Home wasn't the happiest of places either. Now into her sixth month of pregnancy, Cinnilla wasn't very well. The "all day and all night sickness" as Caesar phrased it, trying to make a joke, had disappeared, only to be succeeded by a degree of swelling in the feet and legs which both distressed and alarmed the prospective mother. Who was obliged to spend most of her time in bed, feet and legs elevated. Not only was Cinnilla uncomfortable and afraid; she was cross too. An attitude of mind the whole household found difficult to cope with, as it did not belong in Cinnilla's nature.

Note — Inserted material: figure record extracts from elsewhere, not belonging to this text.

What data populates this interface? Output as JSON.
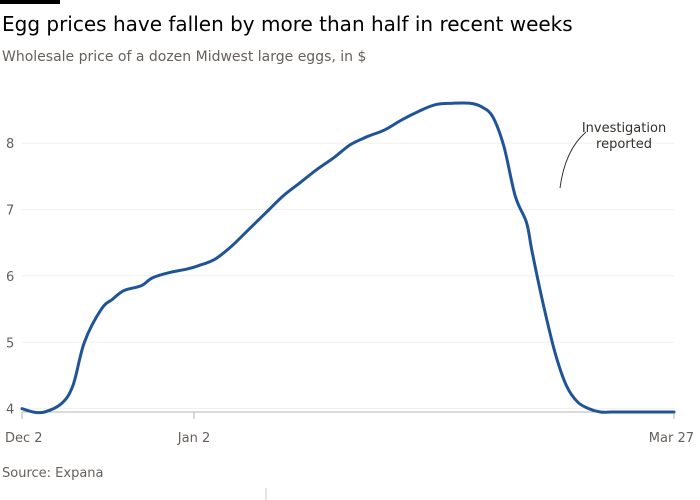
{
  "header": {
    "title": "Egg prices have fallen by more than half in recent weeks",
    "subtitle": "Wholesale price of a dozen Midwest large eggs, in $"
  },
  "source": "Source: Expana",
  "colors": {
    "line": "#1f5496",
    "grid": "#f0efee",
    "axis": "#b8b5b2",
    "text": "#66605c"
  },
  "chart_data": {
    "type": "line",
    "title": "Egg prices have fallen by more than half in recent weeks",
    "subtitle": "Wholesale price of a dozen Midwest large eggs, in $",
    "xlabel": "",
    "ylabel": "",
    "x_ticks": [
      "Dec 2",
      "Jan 2",
      "Mar 27"
    ],
    "y_ticks": [
      4,
      5,
      6,
      7,
      8
    ],
    "xlim": [
      "2024-12-02",
      "2025-03-27"
    ],
    "ylim": [
      3.95,
      8.95
    ],
    "grid": true,
    "annotations": [
      {
        "text_lines": [
          "Investigation",
          "reported"
        ],
        "x": "2025-03-07",
        "y": 7.2
      }
    ],
    "series": [
      {
        "x": [
          "2024-12-02",
          "2024-12-04",
          "2024-12-06",
          "2024-12-09",
          "2024-12-11",
          "2024-12-13",
          "2024-12-16",
          "2024-12-18",
          "2024-12-20",
          "2024-12-23",
          "2024-12-25",
          "2024-12-28",
          "2024-12-31",
          "2025-01-02",
          "2025-01-05",
          "2025-01-08",
          "2025-01-11",
          "2025-01-14",
          "2025-01-17",
          "2025-01-20",
          "2025-01-23",
          "2025-01-26",
          "2025-01-29",
          "2025-02-01",
          "2025-02-04",
          "2025-02-07",
          "2025-02-10",
          "2025-02-13",
          "2025-02-16",
          "2025-02-19",
          "2025-02-21",
          "2025-02-23",
          "2025-02-25",
          "2025-02-27",
          "2025-03-01",
          "2025-03-02",
          "2025-03-04",
          "2025-03-06",
          "2025-03-08",
          "2025-03-10",
          "2025-03-12",
          "2025-03-14",
          "2025-03-16",
          "2025-03-18",
          "2025-03-20",
          "2025-03-22",
          "2025-03-24",
          "2025-03-27"
        ],
        "values": [
          4.0,
          3.95,
          3.95,
          4.08,
          4.35,
          5.0,
          5.5,
          5.65,
          5.78,
          5.85,
          5.97,
          6.05,
          6.1,
          6.15,
          6.25,
          6.45,
          6.7,
          6.95,
          7.2,
          7.4,
          7.6,
          7.78,
          7.98,
          8.1,
          8.2,
          8.35,
          8.48,
          8.58,
          8.6,
          8.6,
          8.55,
          8.4,
          7.95,
          7.2,
          6.8,
          6.35,
          5.55,
          4.85,
          4.35,
          4.1,
          4.0,
          3.95,
          3.95,
          3.95,
          3.95,
          3.95,
          3.95,
          3.95
        ]
      }
    ]
  }
}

Thus it was that for the first time during his periods of residence in Rome, Caesar elected to spend his nights as well as his days elsewhere than the apartment in the Subura. To stay with Crassus was not possible; Crassus could only think of the cost of feeding an extra mouth, especially toward the end of the most expensive year of his life. And Gaius Matius had recently married, so the other ground-floor apartment of Aurelia's insula (which would have been the most convenient place to stay) was also
not available. Nor was he in the mood for dalliance; the affair with Caecilia Metella Little Goat had been abruptly terminated when Verres decamped to Massilia, and no one had yet appealed to him as a replacement. Truth to tell, the frail state of physical well-being in both his aunt and his wife did not encourage dalliance. So he ended in renting a small four-roomed apartment down the Vicus Patricius from his home, and spent most of his time there with Lucius Decumius for company. As the neighborhood was quite as unfashionable as his mother's insula, his political acquaintances would not have cared to visit him there, and the secretive side of him liked that anyway. The forethought in him also saw its possibilities when the mood for dalliance returned; he began to take an interest in the place (it was in a good building) and acquire a few nice pieces of furniture and art. Not to mention a good bed.

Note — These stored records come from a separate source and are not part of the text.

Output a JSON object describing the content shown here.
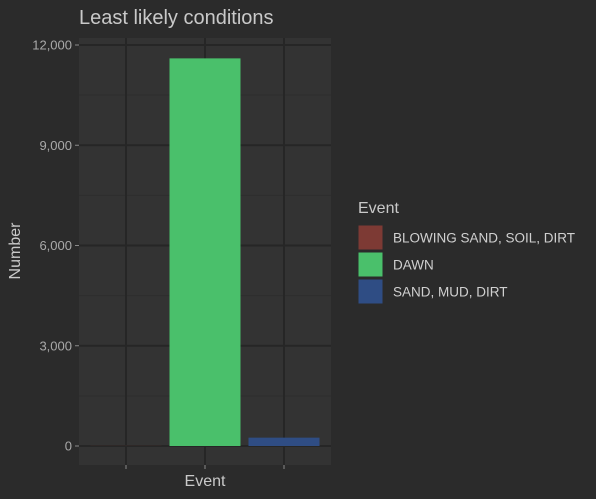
{
  "colors": {
    "background": "#2b2b2b",
    "panel": "#333333",
    "grid_major": "#262626",
    "grid_minor": "#2e2e2e",
    "text": "#c9c9c9",
    "tick_text": "#a9a9a9"
  },
  "chart_data": {
    "type": "bar",
    "title": "Least likely conditions",
    "xlabel": "Event",
    "ylabel": "Number",
    "ylim": [
      0,
      12000
    ],
    "yticks": [
      0,
      3000,
      6000,
      9000,
      12000
    ],
    "ytick_labels": [
      "0",
      "3,000",
      "6,000",
      "9,000",
      "12,000"
    ],
    "grid": true,
    "legend_position": "right",
    "legend_title": "Event",
    "series": [
      {
        "name": "BLOWING SAND, SOIL, DIRT",
        "value": 3,
        "color": "#7d3a34"
      },
      {
        "name": "DAWN",
        "value": 11600,
        "color": "#4ac06b"
      },
      {
        "name": "SAND, MUD, DIRT",
        "value": 250,
        "color": "#2f4d84"
      }
    ]
  }
}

At the beginning of December he effected a most touching reconciliation. The two consuls were standing together on the rostra waiting for the urban praetor Lucius Cotta to convene the Assembly of the People; it was the day upon which Cotta's law reforming the jury system was to be ratified. Though Crassus held the fasces for December and was obliged to attend, Pompey was not about to permit a public occasion of such moment to pass without his presence. And as the consuls could not very well stand one to either end of the rostra without provoking much comment from the crowd, they stood together. In silence, admittedly, but at least in apparent amity.

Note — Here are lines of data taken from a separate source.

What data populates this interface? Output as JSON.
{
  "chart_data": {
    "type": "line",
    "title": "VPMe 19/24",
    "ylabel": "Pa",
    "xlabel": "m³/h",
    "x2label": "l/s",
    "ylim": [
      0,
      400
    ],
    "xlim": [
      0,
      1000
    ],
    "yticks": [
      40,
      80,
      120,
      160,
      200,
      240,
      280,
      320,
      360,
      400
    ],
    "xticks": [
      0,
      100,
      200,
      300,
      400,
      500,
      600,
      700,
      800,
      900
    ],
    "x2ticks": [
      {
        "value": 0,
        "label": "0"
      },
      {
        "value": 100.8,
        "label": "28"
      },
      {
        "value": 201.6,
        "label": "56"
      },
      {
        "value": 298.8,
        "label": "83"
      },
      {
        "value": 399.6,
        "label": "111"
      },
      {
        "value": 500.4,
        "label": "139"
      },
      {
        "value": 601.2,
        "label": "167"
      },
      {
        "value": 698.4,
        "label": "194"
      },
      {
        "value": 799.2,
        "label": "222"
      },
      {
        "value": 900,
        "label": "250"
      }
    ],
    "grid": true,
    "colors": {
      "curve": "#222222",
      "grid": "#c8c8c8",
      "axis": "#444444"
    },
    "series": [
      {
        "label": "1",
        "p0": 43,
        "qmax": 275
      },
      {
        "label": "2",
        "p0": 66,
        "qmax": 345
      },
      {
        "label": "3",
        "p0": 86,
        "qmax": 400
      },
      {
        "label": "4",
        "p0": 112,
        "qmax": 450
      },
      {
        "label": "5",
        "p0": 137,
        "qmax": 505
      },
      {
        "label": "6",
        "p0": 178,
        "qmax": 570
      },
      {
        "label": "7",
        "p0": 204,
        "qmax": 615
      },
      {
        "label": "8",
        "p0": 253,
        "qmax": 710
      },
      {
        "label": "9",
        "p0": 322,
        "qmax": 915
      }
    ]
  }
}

Along to attend the meeting came Caesar's first cousin, young Gaius Cotta, the son of the late consul Gaius Cotta. Though he was not yet a member of the Senate, nothing could have prevented his casting his vote in the tribes; the law belonged to his Uncle Lucius. But when he saw Pompey and Crassus looking more like a team than they had done in months, he cried out so loudly that the noise and movement around him stilled. Everyone looked his way.